Writing popular science texts
As a researcher, it may be of benefit to you to share your knowledge with decision-makers, industry, stakeholder groups and sometimes the general public. Lots of people may be interested in the conclusions you have arrived at as a researcher.
In essence, popular science is about simplifying and “translating” science and research into something that people outside the research community can also take in.
To varying degrees, popular science aims both to elucidate and to entertain. When it comes to reference materials, policy briefs and applications, there is a slant towards the former while popular science books, for example, also seek to show the excitement of new understanding.
Thinking about what you want to achieve is a good place to start. Offer a new perspective on a current issue? Highlight an important but insufficiently discussed subject? Write simply about something that has not been previously made accessible? Summarise a complex field of inquiry? Or simply inspire a sense of wonder?

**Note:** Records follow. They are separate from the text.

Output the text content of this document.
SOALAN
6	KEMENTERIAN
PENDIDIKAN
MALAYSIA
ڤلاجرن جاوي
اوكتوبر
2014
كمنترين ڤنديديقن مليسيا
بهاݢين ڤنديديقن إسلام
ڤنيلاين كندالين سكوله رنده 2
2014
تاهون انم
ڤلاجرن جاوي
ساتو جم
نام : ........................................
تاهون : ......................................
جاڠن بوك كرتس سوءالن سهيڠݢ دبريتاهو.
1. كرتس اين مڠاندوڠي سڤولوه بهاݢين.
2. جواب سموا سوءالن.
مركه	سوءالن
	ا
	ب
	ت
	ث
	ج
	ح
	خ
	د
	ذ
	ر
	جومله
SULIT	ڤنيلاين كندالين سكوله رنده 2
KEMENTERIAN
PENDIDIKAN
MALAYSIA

It is often advantageous to summarise your main message at the beginning. Sometimes the shorter and punchier the better. If, however, the text is intended to fascinate or help the reader understand a complex rationale, it may be preferable to keep the reader involved in the text and perhaps present “the riddle’s solution” at the end. While most of the time it is the case that a researcher starts by setting out the background and conditions, explaining their methods and then finishing with conclusions and implications, basically the opposite applies when writing a popular science text.
For some, it may be helpful to imagine that they are explaining to one person – for example a distant relative who is not particularly familiar with your subject.
It is a good idea to read aloud to yourself during the writing process. That makes it easier to spot linguistic oddities, unnecessary repetition and inconsistencies.
Questions to answer
If you are discussing new research, it is a good idea to answer the following questions:
- What are the new findings? (Results)
- What needs/problems are being addressed? (Needs)
- Why do these needs/problems require solutions? (Benefit)
- What implications do the results have for those affected? (Target group and relevance)
- How can the knowledge be applied? (Consequences and recommendation)
- How does the research relate to other knowledge in the subject? (Context and transparency)
- Potentially, and succinctly in that case: What did you do? (Account)
- Give examples! Concrete examples conjure up images in the reader’s head, unlike general reasoning which risks slipping past. It is a good idea to provide a few examples since a single one can have too large an impact.
- Other stylistic approaches that may be useful to deploy are metaphors (“rain forests are the lungs of the earth”) and scenarios, along the lines of “imagine if” (“If there was no oxygen in the atmosphere then...”, “If we could travel through time.”)
- Avoid technical terms – but if they are absolutely necessary, provide an explanation. Avoid them completely in the introduction, so as not to disrupt the reading experience.
- Also avoid vague, ambiguous words.
- Use vivid language. Vivid language means varying recurring words and terms, even if that means they become non-specialised.
- Short sentences are easier to read. Simple words are grasped more quickly. It might also be necessary to vary the length of sentences.
- Use straightforward sentence structure and “ordinary” vocabulary, without bureaucratic constructions.
Lund University is a member of the UK news site The Conversation, which gives international exposure to research. Here, as a researchers you can write about current social issues and new research. The articles can be republished for free by other media and reach out globally.